What distinguishes the February 2025 event is its scale, its specificity to Telnet, and the fact that, as of GreyNoise’s reporting, no law enforcement agency or security firm had publicly claimed credit for a takedown operation that could explain it. Major botnet disruptions are typically accompanied by press releases, court filings, or coordinated public announcements from the agencies involved. The silence from the law enforcement and intelligence communities has only deepened the mystery.

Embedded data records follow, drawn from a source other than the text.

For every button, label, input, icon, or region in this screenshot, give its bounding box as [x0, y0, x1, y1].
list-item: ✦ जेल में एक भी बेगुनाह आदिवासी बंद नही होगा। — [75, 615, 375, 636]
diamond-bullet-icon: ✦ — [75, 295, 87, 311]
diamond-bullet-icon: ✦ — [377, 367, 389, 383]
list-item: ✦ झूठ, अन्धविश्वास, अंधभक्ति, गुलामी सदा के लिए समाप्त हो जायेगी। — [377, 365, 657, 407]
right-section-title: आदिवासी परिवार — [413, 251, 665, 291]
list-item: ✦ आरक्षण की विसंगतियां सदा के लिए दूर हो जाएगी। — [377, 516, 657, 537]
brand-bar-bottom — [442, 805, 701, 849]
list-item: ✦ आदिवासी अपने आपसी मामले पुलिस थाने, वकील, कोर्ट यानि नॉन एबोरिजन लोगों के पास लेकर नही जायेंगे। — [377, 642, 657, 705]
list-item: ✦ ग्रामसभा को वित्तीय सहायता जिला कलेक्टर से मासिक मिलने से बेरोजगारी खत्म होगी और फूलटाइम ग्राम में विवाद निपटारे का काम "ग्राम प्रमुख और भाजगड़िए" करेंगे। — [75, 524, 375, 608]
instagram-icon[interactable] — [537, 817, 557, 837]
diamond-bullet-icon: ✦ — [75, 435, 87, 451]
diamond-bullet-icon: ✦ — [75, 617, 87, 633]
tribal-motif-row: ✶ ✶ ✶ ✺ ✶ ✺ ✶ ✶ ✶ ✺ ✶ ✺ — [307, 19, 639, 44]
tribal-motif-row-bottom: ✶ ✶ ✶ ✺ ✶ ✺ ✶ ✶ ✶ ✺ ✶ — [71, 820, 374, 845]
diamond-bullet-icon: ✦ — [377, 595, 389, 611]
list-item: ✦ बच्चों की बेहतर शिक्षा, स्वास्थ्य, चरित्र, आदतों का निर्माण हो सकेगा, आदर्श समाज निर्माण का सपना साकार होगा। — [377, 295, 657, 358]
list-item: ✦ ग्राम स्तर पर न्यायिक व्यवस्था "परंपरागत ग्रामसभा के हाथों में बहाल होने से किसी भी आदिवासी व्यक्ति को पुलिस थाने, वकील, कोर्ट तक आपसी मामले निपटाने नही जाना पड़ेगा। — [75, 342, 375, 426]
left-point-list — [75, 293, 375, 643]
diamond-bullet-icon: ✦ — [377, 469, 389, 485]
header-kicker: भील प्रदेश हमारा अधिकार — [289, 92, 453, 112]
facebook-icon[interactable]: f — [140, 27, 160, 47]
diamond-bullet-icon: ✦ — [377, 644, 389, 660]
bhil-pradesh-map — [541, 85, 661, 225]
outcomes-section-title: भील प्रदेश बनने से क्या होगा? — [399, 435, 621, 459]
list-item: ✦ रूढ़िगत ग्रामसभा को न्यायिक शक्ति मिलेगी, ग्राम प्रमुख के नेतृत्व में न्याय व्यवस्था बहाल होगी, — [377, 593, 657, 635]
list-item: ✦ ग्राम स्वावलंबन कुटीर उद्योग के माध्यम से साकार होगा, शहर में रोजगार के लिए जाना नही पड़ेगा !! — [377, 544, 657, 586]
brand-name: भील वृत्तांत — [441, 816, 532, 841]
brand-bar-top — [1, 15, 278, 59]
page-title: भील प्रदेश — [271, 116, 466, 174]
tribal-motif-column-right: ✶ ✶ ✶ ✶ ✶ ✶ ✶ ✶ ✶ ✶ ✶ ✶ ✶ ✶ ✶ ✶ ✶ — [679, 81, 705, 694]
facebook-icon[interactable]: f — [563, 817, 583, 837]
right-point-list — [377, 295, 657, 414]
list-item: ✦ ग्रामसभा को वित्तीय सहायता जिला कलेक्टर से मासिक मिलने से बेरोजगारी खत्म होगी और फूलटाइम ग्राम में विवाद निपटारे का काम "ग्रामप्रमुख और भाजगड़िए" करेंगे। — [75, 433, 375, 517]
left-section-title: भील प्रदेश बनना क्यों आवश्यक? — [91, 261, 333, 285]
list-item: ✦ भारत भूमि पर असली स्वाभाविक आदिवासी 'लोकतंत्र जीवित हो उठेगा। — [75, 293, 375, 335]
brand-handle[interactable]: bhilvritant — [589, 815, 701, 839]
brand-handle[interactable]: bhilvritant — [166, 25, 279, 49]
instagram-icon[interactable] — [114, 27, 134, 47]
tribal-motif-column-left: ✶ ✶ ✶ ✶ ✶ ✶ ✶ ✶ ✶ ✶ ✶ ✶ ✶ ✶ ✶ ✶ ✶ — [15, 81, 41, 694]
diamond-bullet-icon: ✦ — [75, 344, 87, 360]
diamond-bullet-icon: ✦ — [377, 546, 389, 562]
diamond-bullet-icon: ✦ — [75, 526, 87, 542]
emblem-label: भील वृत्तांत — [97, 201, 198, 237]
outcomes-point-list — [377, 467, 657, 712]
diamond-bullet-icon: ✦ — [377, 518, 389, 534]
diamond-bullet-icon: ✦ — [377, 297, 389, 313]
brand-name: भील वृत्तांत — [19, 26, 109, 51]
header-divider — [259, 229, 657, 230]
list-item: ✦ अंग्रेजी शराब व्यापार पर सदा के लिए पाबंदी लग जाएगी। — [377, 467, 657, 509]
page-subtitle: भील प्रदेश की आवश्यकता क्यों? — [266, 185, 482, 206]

Implications for Defenders and the Broader Threat Environment
For network defenders and security operations teams, the event carries both encouraging and cautionary implications. On the encouraging side, a sustained reduction in Telnet scanning traffic means fewer automated compromise attempts against vulnerable devices, buying time for organizations that have been slow to disable Telnet or segment vulnerable IoT devices. On the cautionary side, the event underscores how much of the internet’s baseline threat activity is driven by a relatively small number of large botnets. The concentration of scanning capability in a few dominant networks means that the threat environment can shift dramatically and without warning.
There is also the question of what happens next. If the drop was caused by a botnet takedown, history suggests that the vacuum will eventually be filled. The Mirai source code has been publicly available since 2016, and the barrier to entry for building new IoT botnets remains extraordinarily low. If the cause was ISP filtering, the effect may be more durable but also more geographically limited, potentially pushing botnet operators to adapt by shifting to other protocols or using VPN and proxy infrastructure to circumvent blocks.
An Internet Mystery Still Unfolding
GreyNoise has committed to continued monitoring and analysis, and the firm’s researchers have called on the broader security community to share data and observations that might help pinpoint the cause. The event has also prompted renewed discussion about the state of IoT security and the persistent failure of device manufacturers to ship products with Telnet disabled by default — a practice that security experts have been calling for since at least the mid-2010s.
As of mid-2025, the full explanation for the February 10 Telnet collapse remains elusive. The data is clear: something significant changed in the global botnet ecosystem on that day. Whether it was the result of deliberate human action, infrastructure failure, or some combination of factors is a question that continues to occupy some of the sharpest minds in threat intelligence. What is beyond dispute is that the event laid bare, in stark numerical terms, the sheer scale of automated malicious activity that constitutes the internet’s background radiation — and how quickly that radiation can change when the sources go dark.
For an industry accustomed to tracking slow-moving trends and incremental shifts, the Telnet silence of February 2025 was a rare, sharp reminder that the internet’s threat dynamics can change overnight, and that the most important signals are sometimes not the ones that appear, but the ones that suddenly vanish.